Internationale Gäste erkunden Meteoritenkrater im Ries und auf der Schwäbischen Alb
Eine Reisegruppe aus dem finnischen UNESCO Global Geopark Impact Crater Lake – Lappajärvi besuchte im Mai im Rahmen eines Erasmus+-Projekts den UNESCO Geopark Ries.

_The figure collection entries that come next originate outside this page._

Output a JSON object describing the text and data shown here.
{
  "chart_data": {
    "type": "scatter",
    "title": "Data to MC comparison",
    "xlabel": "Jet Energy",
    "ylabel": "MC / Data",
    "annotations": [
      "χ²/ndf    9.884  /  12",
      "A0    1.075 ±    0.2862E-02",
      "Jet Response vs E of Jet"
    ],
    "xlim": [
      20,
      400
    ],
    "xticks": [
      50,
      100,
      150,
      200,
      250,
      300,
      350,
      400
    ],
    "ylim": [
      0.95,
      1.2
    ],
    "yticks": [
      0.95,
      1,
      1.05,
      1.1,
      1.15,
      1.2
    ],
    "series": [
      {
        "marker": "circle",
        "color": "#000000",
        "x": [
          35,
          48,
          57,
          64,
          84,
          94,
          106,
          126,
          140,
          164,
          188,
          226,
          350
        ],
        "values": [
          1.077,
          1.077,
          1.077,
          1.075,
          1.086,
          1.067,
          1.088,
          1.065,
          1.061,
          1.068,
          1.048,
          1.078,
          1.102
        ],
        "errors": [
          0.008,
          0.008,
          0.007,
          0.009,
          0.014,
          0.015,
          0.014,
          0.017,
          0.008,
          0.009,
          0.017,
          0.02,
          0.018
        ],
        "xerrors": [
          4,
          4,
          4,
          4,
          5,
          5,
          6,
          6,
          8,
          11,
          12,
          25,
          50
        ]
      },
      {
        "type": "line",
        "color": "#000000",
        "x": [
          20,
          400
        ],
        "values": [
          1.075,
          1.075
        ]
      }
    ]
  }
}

Nach mehreren Exkursionen im Nördlinger Ries führte der Besuch die Gruppe auch in den benachbarten UNESCO Global Geopark Schwäbische Alb – zum Meteoritenkrater in Steinheim am Albuch. Dort begrüßte Iris Bohnacker vom UNESCO Global Geopark Schwäbische Alb die Gäste am Meteorkrater-Museum Steinheim, das als Geopark-Infostelle ausgezeichnet ist.
Begleitet wurde die finnische Gruppe vom Meteoritenkrater-Experten Teemu Öhman. Im Mittelpunkt des Besuchs standen der wissenschaftliche Austausch sowie gemeinsame Exkursionen rund um die beeindruckenden Einschlagskrater beider Regionen.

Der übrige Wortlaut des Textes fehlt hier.